Natural compounds like protein based drugs can't tolerate this, explains Jakob Ewald Rasmussen, a Post Doc in the research group.
"Proteins are larger, more intricate and fragile. And, they have evolved over millions of years to function in water that is: ph-neutral, 37 degrees celcius and often without reactive metals," explains Rasmussen and continues "It is under these delicate circumstances that the group has managed to develop new chemistry."
Two pivotal innovations
In addition to the delicate approach, the breakthrough method offers two distinct advantages. Firstly, it is a “one-pot” synthesis method. That means that the reactions occur in a single procedure. However, the method also makes it possible to attach two so-called functional groups to an individual protein. The latter sets the group's research apart and makes the method truly novel.
Two halves better than one whole
A functional group can be a coupled molecule, such as polyethylene glycol (PEG). PEG is a compound used in pharmaceuticals to extend the life of a particular drug. But it has a weakness. The compound is a long molecular chain with hard to control contents. If, however, the PEG is divided and then attached to two sites on a protein, the risk of side effects is lowered, explains Knud Jensen.
"Shorter PEG chains can be made cleaner and more uniform. This means that their medicinal effect can be made more predictable and easier to control," says the professor.
But the possibility of attaching two functional groups on a single protein also opens the door for entirely new applications.

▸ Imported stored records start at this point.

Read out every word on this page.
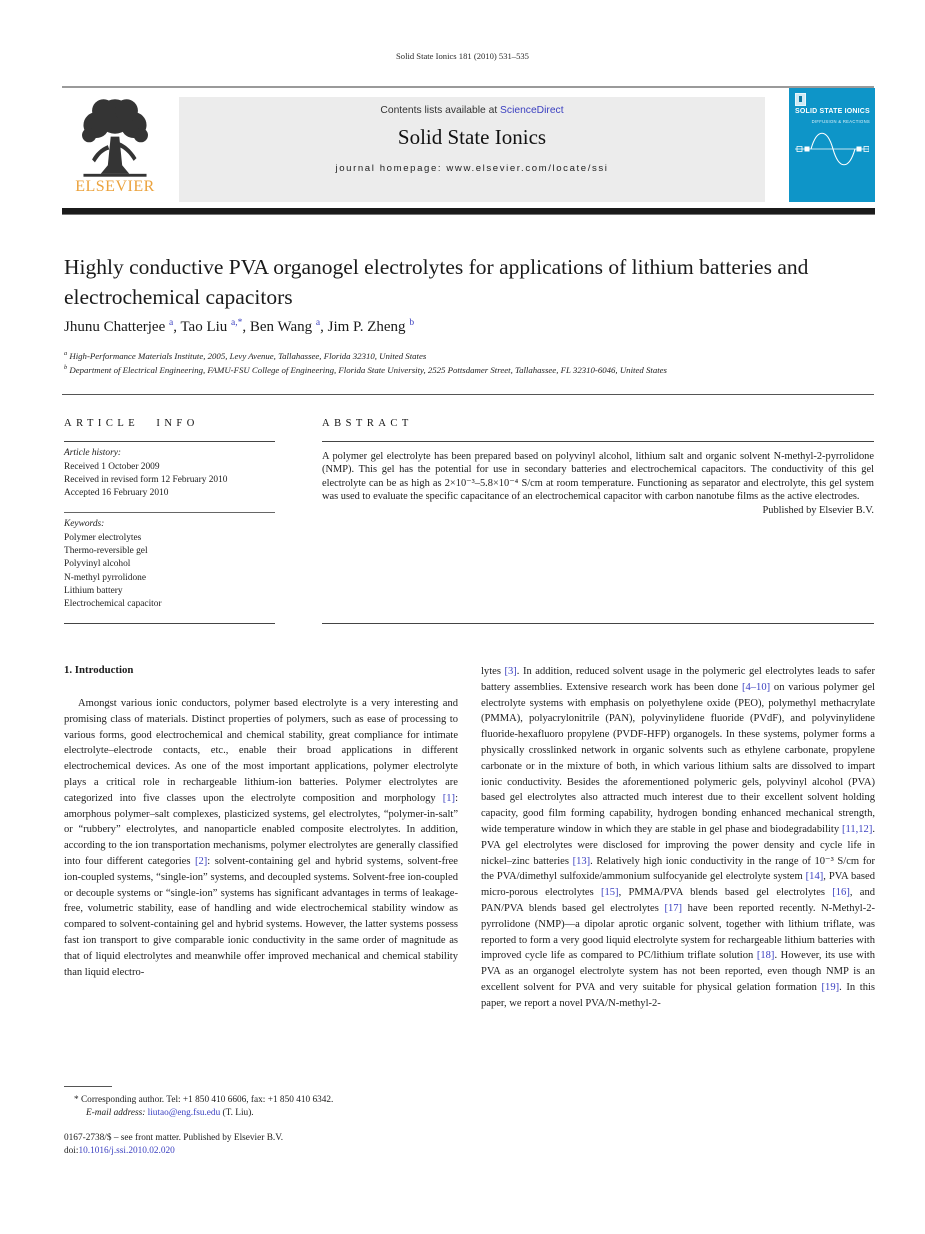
Solid State Ionics 181 (2010) 531–535
ELSEVIER
Contents lists available at ScienceDirect
Solid State Ionics
journal homepage: www.elsevier.com/locate/ssi
SOLID STATE IONICS
DIFFUSION & REACTIONS
Highly conductive PVA organogel electrolytes for applications of lithium batteries and electrochemical capacitors
Jhunu Chatterjee $^a$, Tao Liu $^{a,*}$, Ben Wang $^a$, Jim P. Zheng $^b$
$^a$ High-Performance Materials Institute, 2005, Levy Avenue, Tallahassee, Florida 32310, United States
$^b$ Department of Electrical Engineering, FAMU-FSU College of Engineering, Florida State University, 2525 Pottsdamer Street, Tallahassee, FL 32310-6046, United States
ARTICLE INFO
Article history:
Received 1 October 2009
Received in revised form 12 February 2010
Accepted 16 February 2010
Keywords:
Polymer electrolytes
Thermo-reversible gel
Polyvinyl alcohol
N-methyl pyrrolidone
Lithium battery
Electrochemical capacitor
ABSTRACT
A polymer gel electrolyte has been prepared based on polyvinyl alcohol, lithium salt and organic solvent N-methyl-2-pyrrolidone (NMP). This gel has the potential for use in secondary batteries and electrochemical capacitors. The conductivity of this gel electrolyte can be as high as 2×10⁻³–5.8×10⁻⁴ S/cm at room temperature. Functioning as separator and electrolyte, this gel system was used to evaluate the specific capacitance of an electrochemical capacitor with carbon nanotube films as the active electrodes.
Published by Elsevier B.V.
1. Introduction
Amongst various ionic conductors, polymer based electrolyte is a very interesting and promising class of materials. Distinct properties of polymers, such as ease of processing to various forms, good electrochemical and chemical stability, great compliance for intimate electrolyte–electrode contacts, etc., enable their broad applications in different electrochemical devices. As one of the most important applications, polymer electrolyte plays a critical role in rechargeable lithium-ion batteries. Polymer electrolytes are categorized into five classes upon the electrolyte composition and morphology [1]: amorphous polymer–salt complexes, plasticized systems, gel electrolytes, “polymer-in-salt” or “rubbery” electrolytes, and nanoparticle enabled composite electrolytes. In addition, according to the ion transportation mechanisms, polymer electrolytes are generally classified into four different categories [2]: solvent-containing gel and hybrid systems, solvent-free ion-coupled systems, “single-ion” systems, and decoupled systems. Solvent-free ion-coupled or decouple systems or “single-ion” systems has significant advantages in terms of leakage-free, volumetric stability, ease of handling and wide electrochemical stability window as compared to solvent-containing gel and hybrid systems. However, the latter systems possess fast ion transport to give comparable ionic conductivity in the same order of magnitude as that of liquid electrolytes and meanwhile offer improved mechanical and chemical stability than liquid electro-
lytes [3]. In addition, reduced solvent usage in the polymeric gel electrolytes leads to safer battery assemblies. Extensive research work has been done [4–10] on various polymer gel electrolyte systems with emphasis on polyethylene oxide (PEO), polymethyl methacrylate (PMMA), polyacrylonitrile (PAN), polyvinylidene fluoride (PVdF), and polyvinylidene fluoride-hexafluoro propylene (PVDF-HFP) organogels. In these systems, polymer forms a physically crosslinked network in organic solvents such as ethylene carbonate, propylene carbonate or in the mixture of both, in which various lithium salts are dissolved to impart ionic conductivity. Besides the aforementioned polymeric gels, polyvinyl alcohol (PVA) based gel electrolytes also attracted much interest due to their excellent solvent holding capacity, good film forming capability, hydrogen bonding enhanced mechanical strength, wide temperature window in which they are stable in gel phase and biodegradability [11,12]. PVA gel electrolytes were disclosed for improving the power density and cycle life in nickel–zinc batteries [13]. Relatively high ionic conductivity in the range of 10⁻³ S/cm for the PVA/dimethyl sulfoxide/ammonium sulfocyanide gel electrolyte system [14], PVA based micro-porous electrolytes [15], PMMA/PVA blends based gel electrolytes [16], and PAN/PVA blends based gel electrolytes [17] have been reported recently. N-Methyl-2-pyrrolidone (NMP)—a dipolar aprotic organic solvent, together with lithium triflate, was reported to form a very good liquid electrolyte system for rechargeable lithium batteries with improved cycle life as compared to PC/lithium triflate solution [18]. However, its use with PVA as an organogel electrolyte system has not been reported, even though NMP is an excellent solvent for PVA and very suitable for physical gelation formation [19]. In this paper, we report a novel PVA/N-methyl-2-
* Corresponding author. Tel: +1 850 410 6606, fax: +1 850 410 6342.
E-mail address: liutao@eng.fsu.edu (T. Liu).
0167-2738/$ – see front matter. Published by Elsevier B.V.
doi:10.1016/j.ssi.2010.02.020
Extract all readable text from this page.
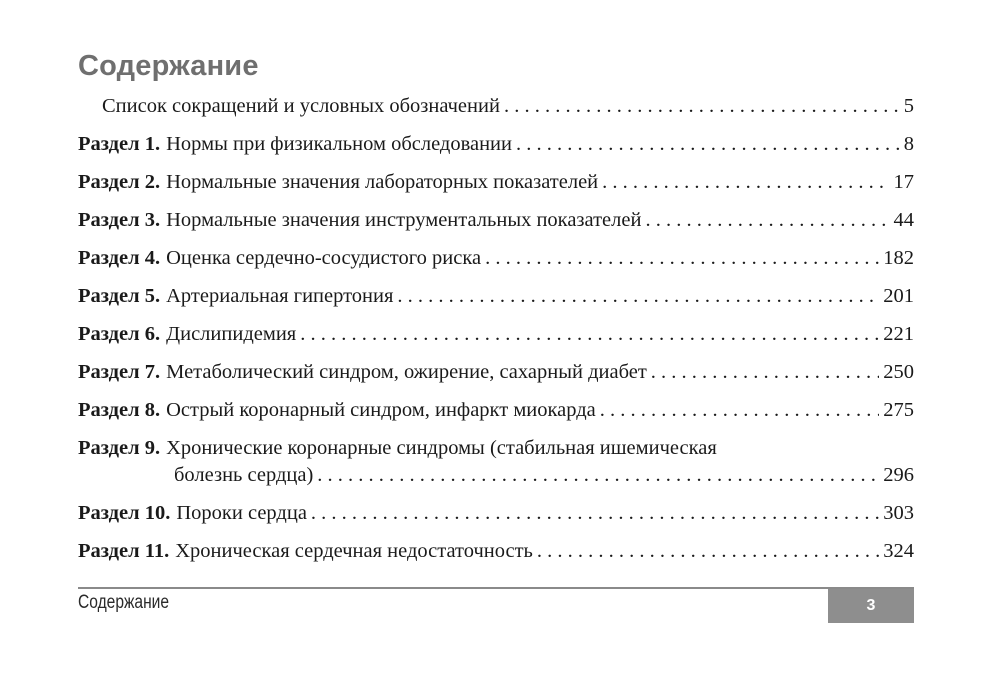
Содержание
Список сокращений и условных обозначений . . .	5
Раздел 1. Нормы при физикальном обследовании . . .	8
Раздел 2. Нормальные значения лабораторных показателей . . .	17
Раздел 3. Нормальные значения инструментальных показателей . . .	44
Раздел 4. Оценка сердечно-сосудистого риска . . .	182
Раздел 5. Артериальная гипертония . . .	201
Раздел 6. Дислипидемия . . .	221
Раздел 7. Метаболический синдром, ожирение, сахарный диабет . . .	250
Раздел 8. Острый коронарный синдром, инфаркт миокарда . . .	275
Раздел 9. Хронические коронарные синдромы (стабильная ишемическая
болезнь сердца) . . .	296
Раздел 10. Пороки сердца . . .	303
Раздел 11. Хроническая сердечная недостаточность . . .	324
Содержание	3
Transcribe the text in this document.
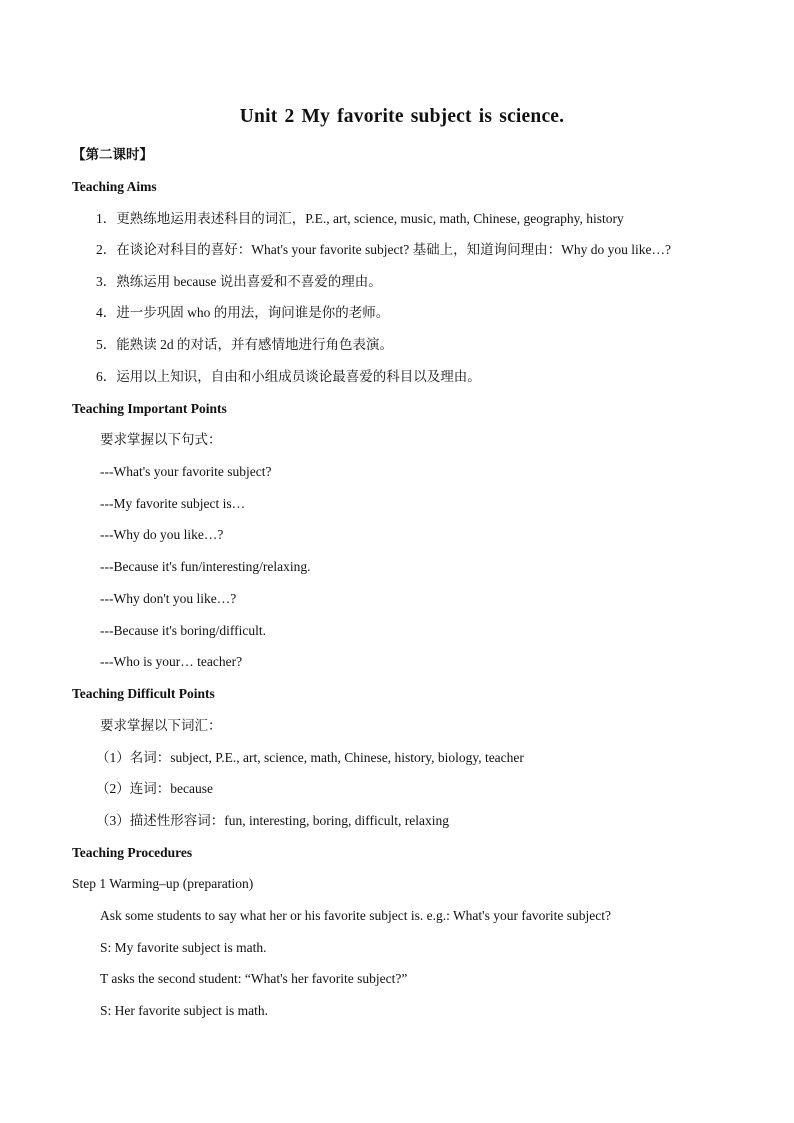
Unit 2 My favorite subject is science.
【第二课时】
Teaching Aims
1．更熟练地运用表述科目的词汇，P.E., art, science, music, math, Chinese, geography, history
2．在谈论对科目的喜好：What's your favorite subject? 基础上，知道询问理由：Why do you like…?
3．熟练运用 because 说出喜爱和不喜爱的理由。
4．进一步巩固 who 的用法，询问谁是你的老师。
5．能熟读 2d 的对话，并有感情地进行角色表演。
6．运用以上知识，自由和小组成员谈论最喜爱的科目以及理由。
Teaching Important Points
要求掌握以下句式：
---What's your favorite subject?
---My favorite subject is…
---Why do you like…?
---Because it's fun/interesting/relaxing.
---Why don't you like…?
---Because it's boring/difficult.
---Who is your… teacher?
Teaching Difficult Points
要求掌握以下词汇：
（1）名词：subject, P.E., art, science, math, Chinese, history, biology, teacher
（2）连词：because
（3）描述性形容词：fun, interesting, boring, difficult, relaxing
Teaching Procedures
Step 1 Warming–up (preparation)
Ask some students to say what her or his favorite subject is. e.g.: What's your favorite subject?
S: My favorite subject is math.
T asks the second student: “What's her favorite subject?”
S: Her favorite subject is math.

The new chemistry trick makes it possible to synthesise proteins with, not just two, but three functions, because the protein itself can serve a function. This means that proteins can be produced, for example, to target and stick to cancer cells. The two functional groups on a protein can then be used as a contrasting agent, so as to help discern whether a cancer is present through imaging, as well as a luminescent substance, to help guide the surgeon to a tumour’s location when the patient is open and ready to be operated upon, fantasizes Jakob E. Rasmussen.
"With three functions possible in a single drug, imagination is just about the only limit," summarizes the protein postdoc.
Rapidly burgeoning line of business
Hundreds of biopharmaceutical drugs are already on the market and a peek at the number of biopharm patents reflects huge growth in the area. In 1978, 30 patents were taken out for protein-based pharmaceuticals. That number jumped to 15,600 in 1995 and shot up to 34,527 patent applications in 2001.